此刻那些话却从记忆深处钻了出来,结合眼下这番情景,令他不由自主地联想到一些不好的可能性。
许秋迟的脚步停住了。
他不怕梁世安动用武力,但他怕对方使阴招。
那些阴诡之计、内宅手段,阴毒过江湖上最难防的暗器,姜辛儿虽然从出庄起便一直跟在他身边,但他从未让她踏入过那些酒楼乐坊雅间大门半步。

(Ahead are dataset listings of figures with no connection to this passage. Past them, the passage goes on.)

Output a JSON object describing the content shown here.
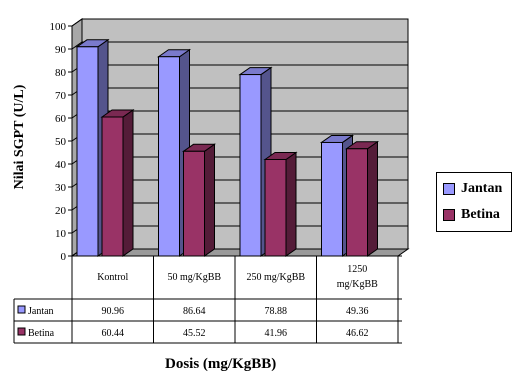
{
  "chart_data": {
    "type": "bar",
    "title": "",
    "xlabel": "Dosis (mg/KgBB)",
    "ylabel": "Nilai SGPT (U/L)",
    "ylim": [
      0,
      100
    ],
    "yticks": [
      0,
      10,
      20,
      30,
      40,
      50,
      60,
      70,
      80,
      90,
      100
    ],
    "grid": true,
    "legend_position": "right",
    "categories": [
      "Kontrol",
      "50 mg/KgBB",
      "250 mg/KgBB",
      "1250 mg/KgBB"
    ],
    "series": [
      {
        "name": "Jantan",
        "color": "#9999ff",
        "values": [
          90.96,
          86.64,
          78.88,
          49.36
        ]
      },
      {
        "name": "Betina",
        "color": "#993366",
        "values": [
          60.44,
          45.52,
          41.96,
          46.62
        ]
      }
    ],
    "data_table": true
  }
}
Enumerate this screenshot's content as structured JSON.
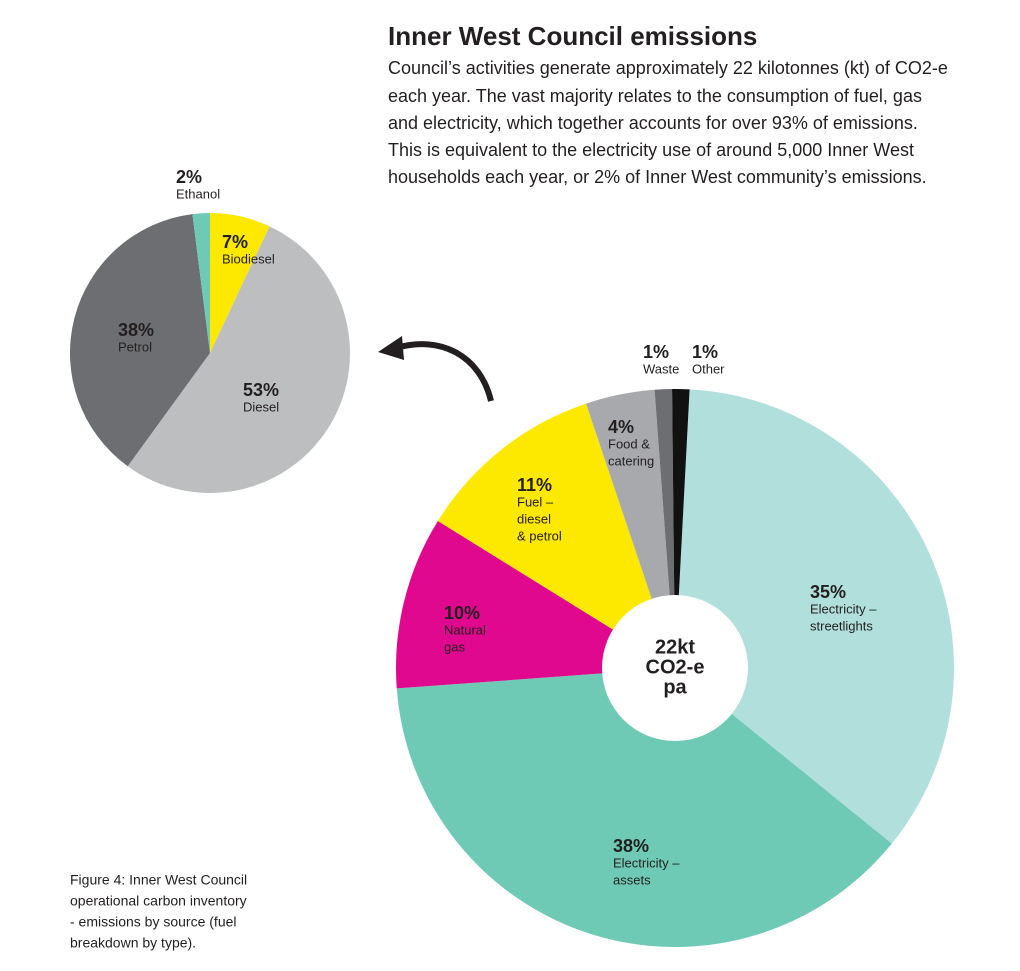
{
  "header": {
    "title": "Inner West Council emissions",
    "description": [
      "Council’s activities generate approximately 22 kilotonnes (kt) of CO2-e",
      "each year. The vast majority relates to the consumption of fuel, gas",
      "and electricity, which together accounts for over 93% of emissions.",
      "This is equivalent to the electricity use of around 5,000 Inner West",
      "households each year, or 2% of Inner West community’s emissions."
    ]
  },
  "caption": [
    "Figure 4: Inner West Council",
    "operational carbon inventory",
    "- emissions by source (fuel",
    "breakdown by type)."
  ],
  "chart_data": [
    {
      "type": "donut",
      "center_label": [
        "22kt",
        "CO2-e",
        "pa"
      ],
      "categories": [
        [
          "Electricity –",
          "streetlights"
        ],
        [
          "Electricity –",
          "assets"
        ],
        [
          "Natural",
          "gas"
        ],
        [
          "Fuel –",
          "diesel",
          "& petrol"
        ],
        [
          "Food &",
          "catering"
        ],
        [
          "Waste"
        ],
        [
          "Other"
        ]
      ],
      "values": [
        35,
        38,
        10,
        11,
        4,
        1,
        1
      ],
      "value_labels": [
        "35%",
        "38%",
        "10%",
        "11%",
        "4%",
        "1%",
        "1%"
      ],
      "colors": [
        "#b0dfdc",
        "#6ecab5",
        "#e0088e",
        "#fde800",
        "#a7a9ac",
        "#6d6e71",
        "#111111"
      ]
    },
    {
      "type": "pie",
      "categories": [
        [
          "Biodiesel"
        ],
        [
          "Diesel"
        ],
        [
          "Petrol"
        ],
        [
          "Ethanol"
        ]
      ],
      "values": [
        7,
        53,
        38,
        2
      ],
      "value_labels": [
        "7%",
        "53%",
        "38%",
        "2%"
      ],
      "colors": [
        "#fde800",
        "#bcbec0",
        "#6d6e71",
        "#6ecab5"
      ]
    }
  ]
}
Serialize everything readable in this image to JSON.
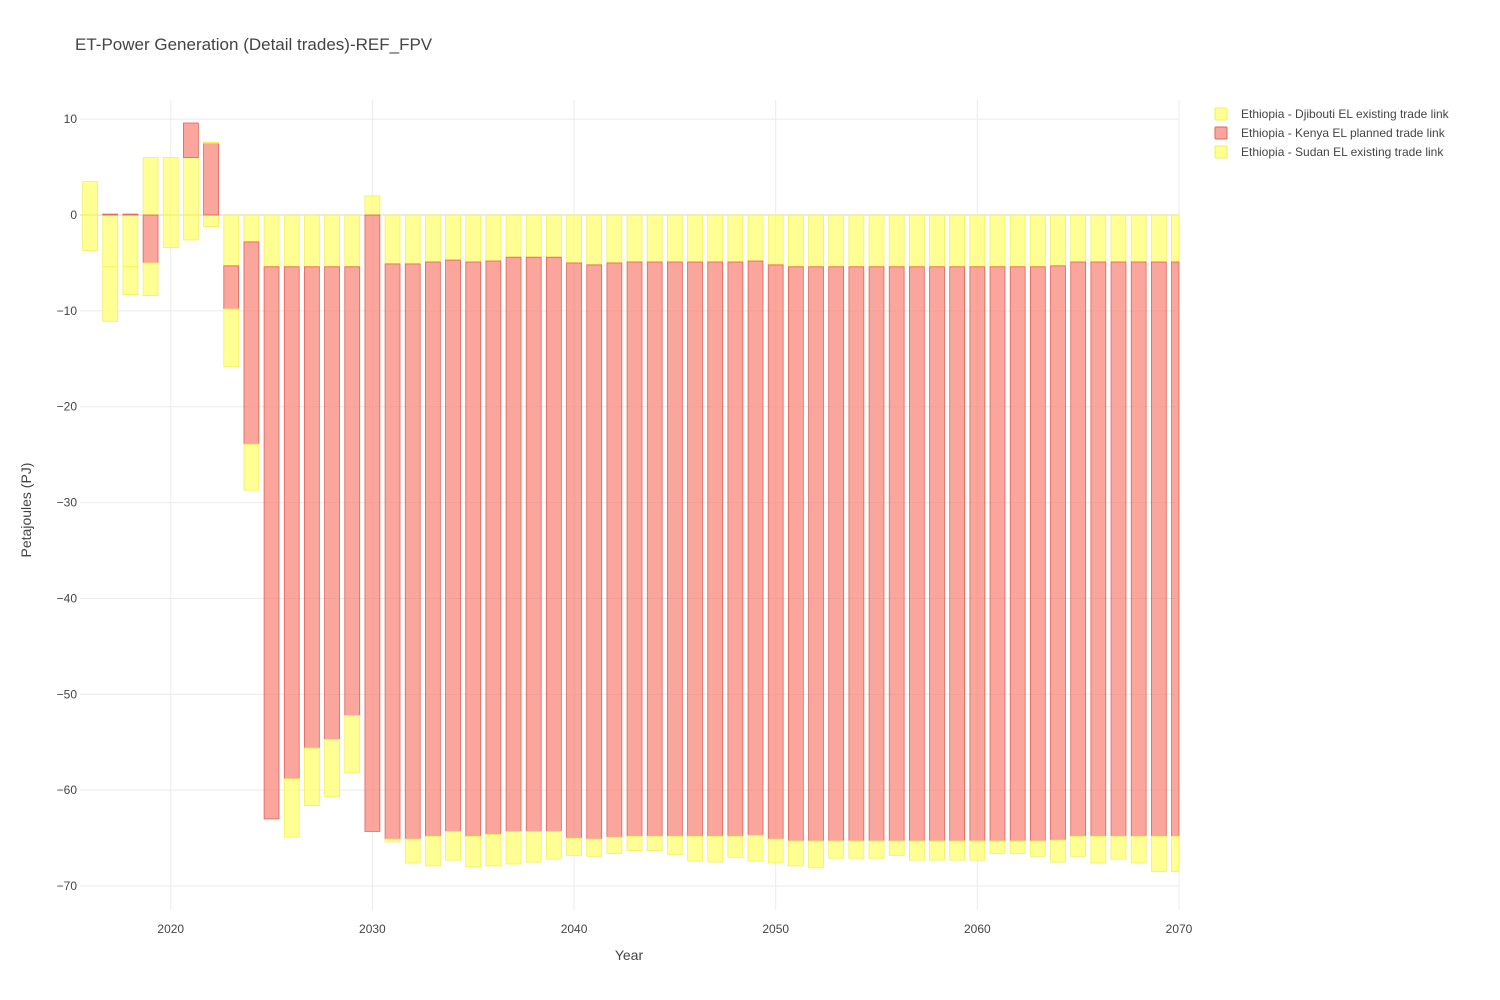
{
  "chart_data": {
    "type": "bar",
    "barmode": "relative",
    "title": "ET-Power Generation (Detail trades)-REF_FPV",
    "xlabel": "Year",
    "ylabel": "Petajoules (PJ)",
    "xlim": [
      2015.5,
      2070
    ],
    "ylim": [
      -72.5,
      12
    ],
    "x_ticks": [
      2020,
      2030,
      2040,
      2050,
      2060,
      2070
    ],
    "y_ticks": [
      10,
      0,
      -10,
      -20,
      -30,
      -40,
      -50,
      -60,
      -70
    ],
    "grid": true,
    "legend_position": "top-right",
    "x": [
      2016,
      2017,
      2018,
      2019,
      2020,
      2021,
      2022,
      2023,
      2024,
      2025,
      2026,
      2027,
      2028,
      2029,
      2030,
      2031,
      2032,
      2033,
      2034,
      2035,
      2036,
      2037,
      2038,
      2039,
      2040,
      2041,
      2042,
      2043,
      2044,
      2045,
      2046,
      2047,
      2048,
      2049,
      2050,
      2051,
      2052,
      2053,
      2054,
      2055,
      2056,
      2057,
      2058,
      2059,
      2060,
      2061,
      2062,
      2063,
      2064,
      2065,
      2066,
      2067,
      2068,
      2069,
      2070
    ],
    "series": [
      {
        "name": "Ethiopia - Djibouti EL existing trade link",
        "color": "#ffff66",
        "values": [
          3.5,
          -5.4,
          -5.4,
          6.0,
          6.0,
          6.0,
          -1.2,
          -5.3,
          -2.8,
          -5.4,
          -5.4,
          -5.4,
          -5.4,
          -5.4,
          2.0,
          -5.1,
          -5.1,
          -4.9,
          -4.7,
          -4.9,
          -4.8,
          -4.4,
          -4.4,
          -4.4,
          -5.0,
          -5.2,
          -5.0,
          -4.9,
          -4.9,
          -4.9,
          -4.9,
          -4.9,
          -4.9,
          -4.8,
          -5.2,
          -5.4,
          -5.4,
          -5.4,
          -5.4,
          -5.4,
          -5.4,
          -5.4,
          -5.4,
          -5.4,
          -5.4,
          -5.4,
          -5.4,
          -5.4,
          -5.3,
          -4.9,
          -4.9,
          -4.9,
          -4.9,
          -4.9,
          -4.9
        ]
      },
      {
        "name": "Ethiopia - Kenya EL planned trade link",
        "color": "#fa8072",
        "values": [
          0,
          0.1,
          0.1,
          -5.0,
          0,
          3.6,
          7.5,
          -4.5,
          -21.1,
          -57.6,
          -53.4,
          -50.2,
          -49.3,
          -46.8,
          -64.3,
          -60.0,
          -60.0,
          -59.9,
          -59.6,
          -59.9,
          -59.8,
          -59.9,
          -59.9,
          -59.9,
          -60.0,
          -59.9,
          -59.9,
          -59.9,
          -59.9,
          -59.9,
          -59.9,
          -59.9,
          -59.9,
          -59.9,
          -59.9,
          -59.9,
          -59.9,
          -59.9,
          -59.9,
          -59.9,
          -59.9,
          -59.9,
          -59.9,
          -59.9,
          -59.9,
          -59.9,
          -59.9,
          -59.9,
          -59.9,
          -59.9,
          -59.9,
          -59.9,
          -59.9,
          -59.9,
          -59.9
        ]
      },
      {
        "name": "Ethiopia - Sudan EL existing trade link",
        "color": "#ffff66",
        "values": [
          -3.7,
          -5.7,
          -2.9,
          -3.4,
          -3.4,
          -2.6,
          0.1,
          -6.0,
          -4.8,
          0,
          -6.1,
          -6.0,
          -6.0,
          -6.0,
          0,
          -0.3,
          -2.5,
          -3.1,
          -3.0,
          -3.2,
          -3.3,
          -3.4,
          -3.2,
          -2.9,
          -1.8,
          -1.8,
          -1.7,
          -1.5,
          -1.5,
          -1.9,
          -2.6,
          -2.7,
          -2.2,
          -2.7,
          -2.5,
          -2.6,
          -2.8,
          -1.8,
          -1.8,
          -1.8,
          -1.5,
          -2.0,
          -2.0,
          -2.0,
          -2.0,
          -1.3,
          -1.3,
          -1.6,
          -2.3,
          -2.1,
          -2.8,
          -2.4,
          -2.8,
          -3.7,
          -3.7
        ]
      }
    ]
  }
}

他不想她看到那样的自己,也不想她踏足那样的地方。但若到头来有人抓住了这一点,反倒利用它去伤害她,他便悔之晚矣。
许秋迟的呼吸变得急促,连带着脚下的甲板似乎都摇晃起来。
从船室到那处下船的软梯总共三十七步的距离,他已走出三十六步,只差最后一步便可离开这艘花船。
他盯着远处灰蒙蒙的河道,百余艘大小渔船都在进城的方向上挤着,瞧不见有人从城中出来。
许秋迟停顿了片刻,终究还是调转脚步、步履匆匆地向着那间船室而去。
彼时他被焦虑冲昏了头脑,一心只想确认这船上是否有自己想找的那个人,从没想过“竹篮打水”最坏的可能并不是一场空,而是捞上来一些可怕的东西。